Sibylline : à corps et à bris

Les éditions Glénat publient Sibylline, chroniques d’une escort girl, de Sixtine Dano. Le récit s’arrime à une étudiante désargentée, qui finance ses études parisiennes en architecture en proposant ses services sur une plateforme de sugar dating.

« Je suis la jeunesse dont ils s’éloignent à chaque réunion de bilan budgétaire. Ils tentent d’attraper cette juvénilité au vol avec comme appât quelques billets colorés. Ma chair n’a jamais été aussi souple que sous leurs mains. J’use insolemment d’un pouvoir emprunté, d’une jeunesse éphémère. Parce qu’au fond, moi aussi je suis tétanisée à l’idée de devenir une adulte comme eux. »

La protagoniste de Sixtine Dano n’est pas dupe. Elle comprend parfaitement les mécanismes mis en branle par son activité d’escort girl. Ce choix est exclusivement dicté par des impératifs économiques : en tant qu’étudiante en architecture à Paris, elle doit s’acquitter d’un gros loyer, acheter du matériel professionnel, consacrer une partie de son budget aux extras de la vie estudiantine… Ses parents l’aident, mais leur libéralité est conditionnée à leurs moyens, plutôt chiches.

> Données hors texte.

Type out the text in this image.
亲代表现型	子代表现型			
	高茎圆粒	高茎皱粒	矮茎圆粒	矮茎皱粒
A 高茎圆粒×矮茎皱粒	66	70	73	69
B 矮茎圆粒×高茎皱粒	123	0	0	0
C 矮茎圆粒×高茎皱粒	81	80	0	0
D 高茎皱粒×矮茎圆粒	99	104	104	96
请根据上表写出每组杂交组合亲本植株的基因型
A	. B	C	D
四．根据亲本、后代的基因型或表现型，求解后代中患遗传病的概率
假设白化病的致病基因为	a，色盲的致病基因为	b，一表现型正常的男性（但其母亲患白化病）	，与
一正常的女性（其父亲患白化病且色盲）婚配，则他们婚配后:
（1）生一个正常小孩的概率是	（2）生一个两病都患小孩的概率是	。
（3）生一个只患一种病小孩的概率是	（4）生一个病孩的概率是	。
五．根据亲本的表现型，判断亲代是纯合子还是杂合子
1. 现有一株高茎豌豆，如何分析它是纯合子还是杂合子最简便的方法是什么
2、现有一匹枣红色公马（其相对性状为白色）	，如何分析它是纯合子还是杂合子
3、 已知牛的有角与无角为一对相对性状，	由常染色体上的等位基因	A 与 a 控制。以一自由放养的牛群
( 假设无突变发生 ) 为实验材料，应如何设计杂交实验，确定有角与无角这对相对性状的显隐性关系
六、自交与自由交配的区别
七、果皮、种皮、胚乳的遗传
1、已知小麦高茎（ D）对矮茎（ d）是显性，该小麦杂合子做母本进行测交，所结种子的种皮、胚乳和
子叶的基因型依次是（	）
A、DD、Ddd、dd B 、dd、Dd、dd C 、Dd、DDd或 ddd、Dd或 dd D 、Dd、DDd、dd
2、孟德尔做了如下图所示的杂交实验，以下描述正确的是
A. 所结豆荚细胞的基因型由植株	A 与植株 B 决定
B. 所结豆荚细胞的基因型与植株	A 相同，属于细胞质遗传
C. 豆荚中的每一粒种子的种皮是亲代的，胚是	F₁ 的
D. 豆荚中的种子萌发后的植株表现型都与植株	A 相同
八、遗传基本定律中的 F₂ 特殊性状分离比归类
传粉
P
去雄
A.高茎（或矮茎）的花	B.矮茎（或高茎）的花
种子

Comme de nombreuses autres jeunes femmes, Raphaëlle, bientôt pseudonymisée en Sibylline, doit effectuer des choix lourds de conséquences. À Paris, le coût de la vie et les frais universitaires s’avèrent importants. Les services de sugar dating forment alors une réponse en trompe-l’œil. Car s’ils permettent de mettre du beurre dans les épinards, ils ne sont pas sans risques et induisent une forme de dépendance, doublée d’un asservissement. « D’un côté, je me dis : sois forte, ne sois pas dépendante d’un homme, bloquée dans une petite maison, dans une petite ville, sans accomplissements. Et en même temps, je cherche constamment mon reflet pour m’assurer que je suis encore assez jolie pour être désirée. J’ai l’impression de trahir Beauvoir tous les jours… »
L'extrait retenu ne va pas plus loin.